Sovereign God There is another ontological possibility. This is the possibility of a transcendent God who is beyond this experienced world refracted from the field of knowing and who is beyond even this field itself. Such a God can never be known by pure knowing no matter how hard or how long one tries. This illuminative knowledge of God is impervious to human self-directed inquiry and knowing. Yet, sincere inquiry can trigger or evoke an in-breaking of knowledge from beyond itself in an act of grace-given revelation. When this happens, everything changes. Rather than saying we ‘know’ God, it is perhaps better to say we are ‘known’ by God even as we come to know Him obliquely.
Our previously-held views and beliefs collapse like a heap of straw. We are startled out of our complacency of meditative absorption or wakeful non-duality into a whole new estimation of reality and experience beyond facile “all roads lead to Rome” pluralism. This God is truly holy and majestic and unapologetically exclusive—He is the One and Only God. No if’s, no buts, only Him, whose radiance and face is Jesus. And that is liberating beyond measure!
Consciousness as the source of our refracted experience of multiplicity is a gift of the divine Consciousness of God who is Spirit.
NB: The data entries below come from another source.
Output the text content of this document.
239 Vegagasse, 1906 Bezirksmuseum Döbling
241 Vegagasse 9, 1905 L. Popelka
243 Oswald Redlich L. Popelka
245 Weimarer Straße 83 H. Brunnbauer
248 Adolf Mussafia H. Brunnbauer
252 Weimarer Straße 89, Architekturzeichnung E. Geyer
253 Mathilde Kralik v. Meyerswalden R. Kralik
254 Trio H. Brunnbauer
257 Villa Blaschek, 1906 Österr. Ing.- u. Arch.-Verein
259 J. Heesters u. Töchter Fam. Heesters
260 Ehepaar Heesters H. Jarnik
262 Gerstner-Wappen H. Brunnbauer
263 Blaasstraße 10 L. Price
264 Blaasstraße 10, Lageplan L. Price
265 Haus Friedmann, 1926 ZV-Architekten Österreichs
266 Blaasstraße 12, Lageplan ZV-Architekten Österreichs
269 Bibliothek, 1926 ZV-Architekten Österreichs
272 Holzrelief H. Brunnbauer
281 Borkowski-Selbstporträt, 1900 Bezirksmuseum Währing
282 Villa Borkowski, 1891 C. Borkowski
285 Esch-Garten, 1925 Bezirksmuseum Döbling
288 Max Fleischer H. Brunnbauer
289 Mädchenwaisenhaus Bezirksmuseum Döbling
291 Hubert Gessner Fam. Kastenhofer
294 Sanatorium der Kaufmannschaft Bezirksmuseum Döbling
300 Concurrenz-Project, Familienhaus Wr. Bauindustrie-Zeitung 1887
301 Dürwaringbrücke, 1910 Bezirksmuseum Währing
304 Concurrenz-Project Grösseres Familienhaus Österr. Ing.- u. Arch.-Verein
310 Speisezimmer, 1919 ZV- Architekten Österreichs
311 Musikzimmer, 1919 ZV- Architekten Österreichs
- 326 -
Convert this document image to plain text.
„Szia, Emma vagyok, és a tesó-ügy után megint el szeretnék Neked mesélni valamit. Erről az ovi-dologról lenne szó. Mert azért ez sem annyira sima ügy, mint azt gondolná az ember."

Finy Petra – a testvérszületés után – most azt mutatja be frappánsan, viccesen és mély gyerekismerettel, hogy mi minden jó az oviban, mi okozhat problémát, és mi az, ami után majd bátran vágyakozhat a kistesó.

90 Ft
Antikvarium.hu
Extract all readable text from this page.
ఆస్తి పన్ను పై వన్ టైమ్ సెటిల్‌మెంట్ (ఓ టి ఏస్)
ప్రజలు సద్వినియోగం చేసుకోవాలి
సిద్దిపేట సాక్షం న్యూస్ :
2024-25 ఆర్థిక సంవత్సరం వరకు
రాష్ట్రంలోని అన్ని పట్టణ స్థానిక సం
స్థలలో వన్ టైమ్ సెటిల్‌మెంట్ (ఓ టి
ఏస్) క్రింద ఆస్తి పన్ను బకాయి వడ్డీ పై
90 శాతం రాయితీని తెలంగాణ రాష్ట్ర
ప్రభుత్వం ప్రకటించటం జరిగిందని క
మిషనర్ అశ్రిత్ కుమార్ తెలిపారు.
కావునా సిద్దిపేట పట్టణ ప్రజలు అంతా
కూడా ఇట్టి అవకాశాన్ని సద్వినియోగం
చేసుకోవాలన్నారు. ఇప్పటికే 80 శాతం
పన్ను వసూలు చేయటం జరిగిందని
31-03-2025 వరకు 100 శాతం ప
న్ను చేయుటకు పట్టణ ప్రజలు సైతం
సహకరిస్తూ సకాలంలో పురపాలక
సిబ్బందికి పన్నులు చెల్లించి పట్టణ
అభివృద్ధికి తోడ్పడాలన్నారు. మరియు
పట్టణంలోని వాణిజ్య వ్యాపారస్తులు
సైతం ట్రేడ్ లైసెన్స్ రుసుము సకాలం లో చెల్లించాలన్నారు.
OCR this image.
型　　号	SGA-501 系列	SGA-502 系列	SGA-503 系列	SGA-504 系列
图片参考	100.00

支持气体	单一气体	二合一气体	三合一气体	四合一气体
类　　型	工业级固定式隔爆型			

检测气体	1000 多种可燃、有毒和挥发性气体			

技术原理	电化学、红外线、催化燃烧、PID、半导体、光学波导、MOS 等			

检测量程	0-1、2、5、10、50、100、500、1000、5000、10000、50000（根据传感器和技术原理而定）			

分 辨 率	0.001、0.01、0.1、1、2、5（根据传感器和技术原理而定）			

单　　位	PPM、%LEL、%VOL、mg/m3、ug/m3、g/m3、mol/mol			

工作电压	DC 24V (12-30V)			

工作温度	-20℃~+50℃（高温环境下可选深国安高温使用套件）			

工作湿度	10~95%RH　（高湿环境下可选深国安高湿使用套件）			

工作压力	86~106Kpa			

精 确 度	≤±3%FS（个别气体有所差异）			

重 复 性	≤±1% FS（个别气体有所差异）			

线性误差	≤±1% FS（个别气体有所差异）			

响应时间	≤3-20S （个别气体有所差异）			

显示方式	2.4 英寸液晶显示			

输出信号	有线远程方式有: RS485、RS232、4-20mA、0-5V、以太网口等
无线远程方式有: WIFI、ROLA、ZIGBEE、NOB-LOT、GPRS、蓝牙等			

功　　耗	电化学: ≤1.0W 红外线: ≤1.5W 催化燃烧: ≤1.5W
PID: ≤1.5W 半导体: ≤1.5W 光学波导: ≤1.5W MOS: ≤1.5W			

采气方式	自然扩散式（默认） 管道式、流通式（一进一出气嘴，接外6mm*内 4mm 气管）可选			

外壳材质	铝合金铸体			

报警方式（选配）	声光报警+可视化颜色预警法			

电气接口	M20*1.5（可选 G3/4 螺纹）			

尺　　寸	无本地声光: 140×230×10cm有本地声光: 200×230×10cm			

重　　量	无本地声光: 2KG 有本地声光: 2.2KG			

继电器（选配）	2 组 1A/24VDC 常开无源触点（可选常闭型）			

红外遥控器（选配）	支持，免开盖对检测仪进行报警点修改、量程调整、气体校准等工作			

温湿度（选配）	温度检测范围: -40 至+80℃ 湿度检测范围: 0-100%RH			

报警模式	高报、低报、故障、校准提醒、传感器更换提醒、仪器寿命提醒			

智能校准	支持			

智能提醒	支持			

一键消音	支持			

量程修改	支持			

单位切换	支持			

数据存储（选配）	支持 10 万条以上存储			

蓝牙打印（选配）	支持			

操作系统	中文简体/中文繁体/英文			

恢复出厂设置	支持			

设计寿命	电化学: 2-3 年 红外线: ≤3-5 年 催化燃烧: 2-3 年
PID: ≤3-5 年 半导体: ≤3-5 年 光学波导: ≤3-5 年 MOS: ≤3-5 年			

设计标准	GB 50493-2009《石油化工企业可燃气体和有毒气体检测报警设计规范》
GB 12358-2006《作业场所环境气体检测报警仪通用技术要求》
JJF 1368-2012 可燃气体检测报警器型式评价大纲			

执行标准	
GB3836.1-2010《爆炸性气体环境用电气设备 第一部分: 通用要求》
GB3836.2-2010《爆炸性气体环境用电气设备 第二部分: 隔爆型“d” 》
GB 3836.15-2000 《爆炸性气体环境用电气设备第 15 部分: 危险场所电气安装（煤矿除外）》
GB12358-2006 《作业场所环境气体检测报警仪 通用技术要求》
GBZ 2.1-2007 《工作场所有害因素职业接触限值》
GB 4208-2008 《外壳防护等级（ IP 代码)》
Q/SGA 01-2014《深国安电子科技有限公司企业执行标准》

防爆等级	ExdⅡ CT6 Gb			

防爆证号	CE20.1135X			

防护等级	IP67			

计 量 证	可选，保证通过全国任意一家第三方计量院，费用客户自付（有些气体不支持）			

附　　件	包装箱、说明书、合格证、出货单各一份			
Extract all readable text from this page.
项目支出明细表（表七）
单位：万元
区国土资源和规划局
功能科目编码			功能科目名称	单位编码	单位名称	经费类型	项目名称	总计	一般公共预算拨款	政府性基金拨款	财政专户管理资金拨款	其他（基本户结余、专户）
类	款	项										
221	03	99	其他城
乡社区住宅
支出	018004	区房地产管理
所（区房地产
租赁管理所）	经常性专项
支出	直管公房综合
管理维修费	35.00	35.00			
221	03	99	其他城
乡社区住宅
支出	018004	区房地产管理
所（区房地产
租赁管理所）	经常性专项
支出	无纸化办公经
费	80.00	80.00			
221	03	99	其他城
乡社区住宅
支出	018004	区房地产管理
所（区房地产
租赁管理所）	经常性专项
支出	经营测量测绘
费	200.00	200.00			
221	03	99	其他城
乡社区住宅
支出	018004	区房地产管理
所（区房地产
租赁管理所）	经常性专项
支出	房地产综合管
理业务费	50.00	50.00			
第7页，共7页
God, while utterly transcendent, also intimately pervades all of creation and permeates consciousness itself as the immanent God. Breathed into being in God’s image, we are fundamentally pure spirit or consciousness with the capacity to refract and localize itself into the multiplicity of phenomena. And in so projecting, we get to designate and name each and every one of them with the God-given abilities of language and conception (see Genesis 2:19-20).
Epilogue Recognizing non-dual awareness is indeed important and beneficial. It can evoke a more profound way of understanding the self and a more whole way of being alive. It can relieve the heated divisions of human consciousness trapped in selfish alienation. But it is not the final solution as it is bereft of a God who is transcendent, immanent, sovereign in His purpose, and who is working all things out for good in His eschatological plan.
Beyond ourselves, we need to know and be known by Him in redemptive love. Will we be willing?